I was initially confused by this aspect of strum machine and so I asked Luke (the creator of SM) to explain. It didn’t affect me so much in my own practice but more in teaching this to others.


This lesson is part of a mini-course I put together called How To Play In Time. It’s a collection of lessons, articles and exercises to help you play better in time, how to play faster and how to figure out tricky rhythms.

You can improve any aspect of your playing. You just have to find a way to practice it.

View the lesson page for FREE on the FiddleHed site here:


Question for Luke. As mentioned in the post above Strum Machine seems to function in 2/2 rather than 4/4. No issue at all but I make a note in most songs indicating the actual tempo is twice indicated. Is this ‘issue’ something built into Strum Machine or is it a work in progress?

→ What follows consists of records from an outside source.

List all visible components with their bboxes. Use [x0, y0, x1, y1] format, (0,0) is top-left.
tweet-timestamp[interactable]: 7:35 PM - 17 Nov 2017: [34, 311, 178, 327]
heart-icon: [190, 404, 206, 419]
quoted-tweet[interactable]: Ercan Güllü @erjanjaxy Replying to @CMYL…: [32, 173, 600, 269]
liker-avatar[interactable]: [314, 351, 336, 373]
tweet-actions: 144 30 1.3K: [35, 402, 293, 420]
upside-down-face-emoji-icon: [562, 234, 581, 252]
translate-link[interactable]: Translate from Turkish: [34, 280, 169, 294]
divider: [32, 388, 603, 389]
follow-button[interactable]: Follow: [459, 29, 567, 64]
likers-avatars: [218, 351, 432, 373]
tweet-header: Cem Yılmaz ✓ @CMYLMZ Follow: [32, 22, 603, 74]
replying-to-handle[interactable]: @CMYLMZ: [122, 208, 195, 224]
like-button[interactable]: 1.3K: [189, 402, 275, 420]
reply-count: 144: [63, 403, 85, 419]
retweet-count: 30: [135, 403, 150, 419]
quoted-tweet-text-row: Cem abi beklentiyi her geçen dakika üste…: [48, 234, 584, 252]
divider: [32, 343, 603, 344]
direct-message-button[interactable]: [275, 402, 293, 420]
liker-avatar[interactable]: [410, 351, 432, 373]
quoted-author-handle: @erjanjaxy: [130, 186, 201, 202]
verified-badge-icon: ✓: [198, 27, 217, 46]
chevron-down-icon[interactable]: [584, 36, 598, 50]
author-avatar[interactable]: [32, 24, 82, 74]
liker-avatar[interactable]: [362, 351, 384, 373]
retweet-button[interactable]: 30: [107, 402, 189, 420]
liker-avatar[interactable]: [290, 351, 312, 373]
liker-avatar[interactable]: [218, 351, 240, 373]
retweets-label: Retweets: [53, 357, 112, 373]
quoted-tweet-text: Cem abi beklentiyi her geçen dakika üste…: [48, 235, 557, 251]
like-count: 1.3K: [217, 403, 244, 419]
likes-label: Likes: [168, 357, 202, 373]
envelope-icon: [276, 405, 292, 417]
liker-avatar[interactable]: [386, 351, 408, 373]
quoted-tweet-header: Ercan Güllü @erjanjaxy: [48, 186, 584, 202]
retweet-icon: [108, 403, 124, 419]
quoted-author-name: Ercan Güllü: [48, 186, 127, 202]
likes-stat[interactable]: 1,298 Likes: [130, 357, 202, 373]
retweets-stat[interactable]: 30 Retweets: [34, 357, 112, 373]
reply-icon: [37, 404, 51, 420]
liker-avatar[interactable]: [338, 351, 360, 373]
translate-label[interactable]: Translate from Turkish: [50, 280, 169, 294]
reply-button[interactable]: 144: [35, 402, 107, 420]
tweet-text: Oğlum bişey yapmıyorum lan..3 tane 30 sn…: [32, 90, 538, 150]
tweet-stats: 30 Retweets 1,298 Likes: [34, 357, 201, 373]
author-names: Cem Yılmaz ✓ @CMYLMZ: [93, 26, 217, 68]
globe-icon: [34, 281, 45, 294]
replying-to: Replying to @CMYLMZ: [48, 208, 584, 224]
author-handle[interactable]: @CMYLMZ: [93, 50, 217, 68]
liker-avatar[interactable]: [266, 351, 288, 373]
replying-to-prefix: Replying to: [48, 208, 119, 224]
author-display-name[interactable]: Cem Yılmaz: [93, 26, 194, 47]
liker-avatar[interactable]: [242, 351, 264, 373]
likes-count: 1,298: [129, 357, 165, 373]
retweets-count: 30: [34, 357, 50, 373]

2/2 vs. 4/4 may affect how you communicate the tempo to others.
But ultimately, it shouldn’t affect how you play that much. Find the right tempo for yourself, work at your edge.

Sharing my Scale Practice Songs:

Thanks for sharing this, Jason! Cool to see more approaches to using Strum Machine than just practicing songs.

Re: half-note BPM vs quarter-note BPM – it’s just convention. Bluegrass people often use the former, which is why Strum Machine does. I realize now that many folks prefer the latter, which is why it will eventually be a preference. In the meantime, though, just multiply by two in your head. :slightly_smiling_face: UPDATE: This preference was added to Advanced Settings in December of 2022.

The waltz and jig BPM values are also kind of messed up, because “half notes” don’t make much sense in those time signatures. I will definitely be fixing that in the future. UPDATE: This issue was corrected in December of 2022.

Btw, you can type 0.5 into the Auto-Speedup box if you want it to increase speed even slower. :grin:

Thanks for clarifying that Luke. I was a bit worried that I confused people with the post. :exploding_head:

But ultimately, you don’t have to overthink the tempos too much. Just find the tempo that works and practice that…:violin:

1 Like

What scale pattern or exercise are you using? I can’t seem to find a scale that fits your scale

In the beginning I played a simple D Major scale.
Then I practice this pattern: D0-A0-D0-A0 with Georgia Shuffle bowing (slur 3-separate one)

Sorry, Mandolin player so your explanation does not make any sense to me.

Do you play one D scale, while the D chord is playing? Then change to the G scale when the G chord is playing?

As you can see, I do not understand how you use the chords to play scales, against the chords you have chosen.